19. Com efeito, nos termos do disposto no art. 112°/2 da CRP, têm valor reforçado, além das leis orgânicas, as leis que careçam de aprovação por maioria de dois terços, bem como aquelas que, por força da Constituição, sejam pressuposto normativo necessário de outras leis ou que por outras devam ser respeitadas.
20. Ora, o RGCO não é lei orgânica (art. 166º/2 da CRP), não carece de aprovação por maioria de dois terços ( art. 168°), nem constitui pressuposto necessário do RGIT ou do RCPT, nem por estas deve ser respeitado.

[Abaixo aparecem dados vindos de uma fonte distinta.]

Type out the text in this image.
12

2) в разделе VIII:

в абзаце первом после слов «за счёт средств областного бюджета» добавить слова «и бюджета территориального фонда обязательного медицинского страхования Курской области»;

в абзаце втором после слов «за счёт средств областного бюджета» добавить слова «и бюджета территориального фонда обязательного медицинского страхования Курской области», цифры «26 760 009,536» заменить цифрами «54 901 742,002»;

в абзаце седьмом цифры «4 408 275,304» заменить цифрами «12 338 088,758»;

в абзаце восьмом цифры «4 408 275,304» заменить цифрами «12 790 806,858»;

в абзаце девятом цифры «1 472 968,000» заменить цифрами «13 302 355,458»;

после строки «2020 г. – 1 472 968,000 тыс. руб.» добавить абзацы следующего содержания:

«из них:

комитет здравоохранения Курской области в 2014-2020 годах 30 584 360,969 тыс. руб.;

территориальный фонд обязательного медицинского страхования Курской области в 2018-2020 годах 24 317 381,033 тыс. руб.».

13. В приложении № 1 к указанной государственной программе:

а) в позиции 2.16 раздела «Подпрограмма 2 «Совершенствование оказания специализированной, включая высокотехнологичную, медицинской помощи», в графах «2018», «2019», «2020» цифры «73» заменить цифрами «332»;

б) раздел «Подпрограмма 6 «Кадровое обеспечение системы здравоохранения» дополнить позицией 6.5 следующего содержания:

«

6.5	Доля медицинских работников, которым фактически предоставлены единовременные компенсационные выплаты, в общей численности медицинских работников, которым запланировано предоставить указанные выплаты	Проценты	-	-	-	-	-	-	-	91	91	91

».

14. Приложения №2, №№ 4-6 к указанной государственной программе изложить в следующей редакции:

21. Efectivamente, a AR, no uso da sua competência (art. 165° da CRP) legislou sobre o RGIT e, mediante lei de autorização legislativa autorizou o Governo a legislar sobre o RCPT .
22. Parece, assim, claro que o RGCO, aprovado pelo DL 433/82, no uso de autorização legislativa concedida pela Lei 24/82, de 23 de Agosto não é lei de valor reforçado perante o RGIT , aprovado por lei da AR, nem perante O RCPT, aprovado por DL do Governo, no uso de autorização legislativa concedida pelo art. 56° da Lei 52-C/96, de 27 de Dezembro.
23. Parece, assim, manifesto que não existe impedimento legal a que, no âmbito das contra- ordenações de natureza tributária, seja devida taxa de justiça nos RECURSOS JUDICIAIS de impugnação de decisões que apliquem coimas, pelo que o estatuído no art. 15°/f) do RCPT não é ilegal nem viola o disposto no art. 93º/2 do RGCO.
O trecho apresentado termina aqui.